What’s going on? Have thousands of people suddenly figured out that they can write a book? No. Thousands of people have found out that they can publish a book. Lots of people have ideas for books and many of them have manuscripts sitting in their desk drawers. But getting books published has long been an endurance contest characterized by jumping through hoop after hoop only to accumulate a batch of rejection slips. The obstacles to getting published were so well known that many would-be authors didn’t even try.
Print-on-demand technology has changed all that. With minimal investment, authors can start their own publishing companies and have their books printed as needed through Lightning Source, CreateSpace or others. Or, if they don’t want to be publishers, they can have their books published for a fee through subsidy publishers such as iUniverse, Xlibris, and others.

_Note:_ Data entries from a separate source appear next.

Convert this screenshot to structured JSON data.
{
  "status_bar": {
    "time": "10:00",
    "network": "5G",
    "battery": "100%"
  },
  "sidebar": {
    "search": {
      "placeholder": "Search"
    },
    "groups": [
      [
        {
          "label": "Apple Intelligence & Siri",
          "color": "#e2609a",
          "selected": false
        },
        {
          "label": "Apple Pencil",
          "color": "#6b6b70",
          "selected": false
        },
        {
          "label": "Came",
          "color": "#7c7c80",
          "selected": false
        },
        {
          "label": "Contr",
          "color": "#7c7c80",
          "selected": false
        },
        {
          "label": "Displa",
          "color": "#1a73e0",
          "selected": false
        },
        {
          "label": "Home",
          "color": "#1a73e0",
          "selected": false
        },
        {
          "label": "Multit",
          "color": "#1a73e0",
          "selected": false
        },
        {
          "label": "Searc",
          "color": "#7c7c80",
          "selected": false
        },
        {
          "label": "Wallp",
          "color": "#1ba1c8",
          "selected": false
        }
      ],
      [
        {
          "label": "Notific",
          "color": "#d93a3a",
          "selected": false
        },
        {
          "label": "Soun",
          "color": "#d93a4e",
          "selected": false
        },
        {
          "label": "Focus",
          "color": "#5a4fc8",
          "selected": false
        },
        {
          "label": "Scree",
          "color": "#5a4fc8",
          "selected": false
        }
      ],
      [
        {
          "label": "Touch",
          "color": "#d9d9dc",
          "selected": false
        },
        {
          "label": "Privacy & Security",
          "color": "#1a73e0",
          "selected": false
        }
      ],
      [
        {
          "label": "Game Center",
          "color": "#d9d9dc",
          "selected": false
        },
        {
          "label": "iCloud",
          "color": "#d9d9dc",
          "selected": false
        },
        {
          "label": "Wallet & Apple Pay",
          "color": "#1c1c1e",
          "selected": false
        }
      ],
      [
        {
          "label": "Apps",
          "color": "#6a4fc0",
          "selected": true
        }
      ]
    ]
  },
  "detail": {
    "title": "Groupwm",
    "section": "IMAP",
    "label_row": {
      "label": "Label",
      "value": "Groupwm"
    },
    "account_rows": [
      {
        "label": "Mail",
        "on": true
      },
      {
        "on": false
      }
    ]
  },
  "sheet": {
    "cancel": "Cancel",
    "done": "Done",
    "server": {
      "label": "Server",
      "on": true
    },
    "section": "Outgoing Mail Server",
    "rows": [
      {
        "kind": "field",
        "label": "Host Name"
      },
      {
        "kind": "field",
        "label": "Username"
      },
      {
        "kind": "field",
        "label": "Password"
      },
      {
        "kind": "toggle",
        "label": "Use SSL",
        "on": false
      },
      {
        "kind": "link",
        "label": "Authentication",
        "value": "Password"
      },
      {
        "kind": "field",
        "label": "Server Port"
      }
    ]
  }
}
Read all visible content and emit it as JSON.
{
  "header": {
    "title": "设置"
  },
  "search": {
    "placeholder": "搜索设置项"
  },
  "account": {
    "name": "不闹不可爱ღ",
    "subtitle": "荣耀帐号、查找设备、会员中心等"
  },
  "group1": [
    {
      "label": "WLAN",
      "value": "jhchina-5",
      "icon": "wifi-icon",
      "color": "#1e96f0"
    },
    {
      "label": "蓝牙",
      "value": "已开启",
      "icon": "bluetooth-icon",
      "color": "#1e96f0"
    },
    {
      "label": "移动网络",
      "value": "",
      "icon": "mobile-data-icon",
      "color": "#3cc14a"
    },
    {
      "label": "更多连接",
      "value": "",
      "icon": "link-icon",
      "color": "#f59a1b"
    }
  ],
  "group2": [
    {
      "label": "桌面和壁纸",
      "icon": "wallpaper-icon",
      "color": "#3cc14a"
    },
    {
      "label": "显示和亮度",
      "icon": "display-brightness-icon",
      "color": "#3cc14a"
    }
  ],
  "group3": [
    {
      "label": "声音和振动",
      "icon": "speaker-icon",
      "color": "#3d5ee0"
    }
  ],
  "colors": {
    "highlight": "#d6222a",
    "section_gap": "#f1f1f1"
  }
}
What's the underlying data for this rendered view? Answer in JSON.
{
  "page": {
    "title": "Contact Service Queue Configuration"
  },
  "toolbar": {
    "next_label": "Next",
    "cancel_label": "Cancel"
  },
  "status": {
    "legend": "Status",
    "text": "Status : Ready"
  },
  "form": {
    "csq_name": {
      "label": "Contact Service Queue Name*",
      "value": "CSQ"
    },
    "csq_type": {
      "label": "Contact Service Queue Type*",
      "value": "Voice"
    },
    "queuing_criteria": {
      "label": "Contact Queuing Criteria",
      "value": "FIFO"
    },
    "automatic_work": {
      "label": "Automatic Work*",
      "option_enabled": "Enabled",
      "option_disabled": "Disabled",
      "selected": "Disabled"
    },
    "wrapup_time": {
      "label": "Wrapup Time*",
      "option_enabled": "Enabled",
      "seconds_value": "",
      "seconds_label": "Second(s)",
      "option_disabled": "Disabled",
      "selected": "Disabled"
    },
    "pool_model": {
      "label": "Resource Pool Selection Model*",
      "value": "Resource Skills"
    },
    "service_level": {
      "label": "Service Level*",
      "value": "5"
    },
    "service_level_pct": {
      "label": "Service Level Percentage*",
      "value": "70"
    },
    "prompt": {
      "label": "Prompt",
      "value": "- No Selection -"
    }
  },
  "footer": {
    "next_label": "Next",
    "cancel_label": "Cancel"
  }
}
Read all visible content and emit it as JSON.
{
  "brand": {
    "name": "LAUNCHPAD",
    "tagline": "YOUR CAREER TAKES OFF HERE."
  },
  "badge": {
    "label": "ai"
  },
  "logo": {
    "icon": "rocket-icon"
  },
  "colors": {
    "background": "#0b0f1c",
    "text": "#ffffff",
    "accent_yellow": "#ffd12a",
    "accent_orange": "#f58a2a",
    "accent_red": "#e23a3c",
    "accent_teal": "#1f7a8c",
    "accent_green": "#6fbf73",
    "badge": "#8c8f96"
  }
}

Authors are using these options to get their work published in unprecedented numbers. In ten-plus years of operation, Lightning Source has printed over 500,000 titles from over 5,000 publishers. iUniverse publishes 500 books/month and has 36,000 in print, according to Donadio’s NYT essay. Lulu has turned out over 236,000 paperbacks since it opened in 2002 and its number of new books is rising each month, according to a January 2008 AP article by Candace Choi.
So is writing easier than we thought? No. And that’s the rub. It’s still just as hard to write well as it ever was. Simply writing and publishing a book doesn’t mean it’s a book readers will enjoy, find informative, or want to share with their friends. And unfortunately, now that publishing is so much easier, we are seeing more books that don’t meet minimal standards of quality. I recently searched inside a subsidy-published book on Amazon and found the word “quiet” repeatedly misspelled as “quite.” This is the sort of carelessness that leads critics of non-traditional publishing to label all our books as trash.
Are we all capable of becoming authors? Maybe. But it takes work, training and a willingness to accept and respond to criticism. If those of us whose books are self-published, published by small indie publishers, or published by subsidy publishing companies want our books to be taken seriously, we have to make sure they are well-written, edited and proofread. Take classes, join writing groups, hire editors, do whatever you have to do.
I’ve been a strong advocate for authors whose books aren’t traditionally published. And I will continue to be. I also will continue to insist that books be judged by their merits, not by their publisher. Ergo, to be judged highly, a book needs to have merits.
This brings us back to the question of specialness. I think much of the tearing down of non-traditionally published authors by traditionally-published authors is due to the traditionally-published authors’ fears that when anyone can get a book published, authors lose their special status.
In my opinion authors aren’t special—never have been. Writing and publishing a book doesn’t in itself make someone special. Having a book selected for publication by a major publisher doesn’t make someone special, nor does publishing your own book.
But lots of books are special. And that’s not going to change. In fact, with more books being published, we can expect to see even more outstanding books. So let’s keep our eyes on the ball—or in this case, the book—and honor what really matters.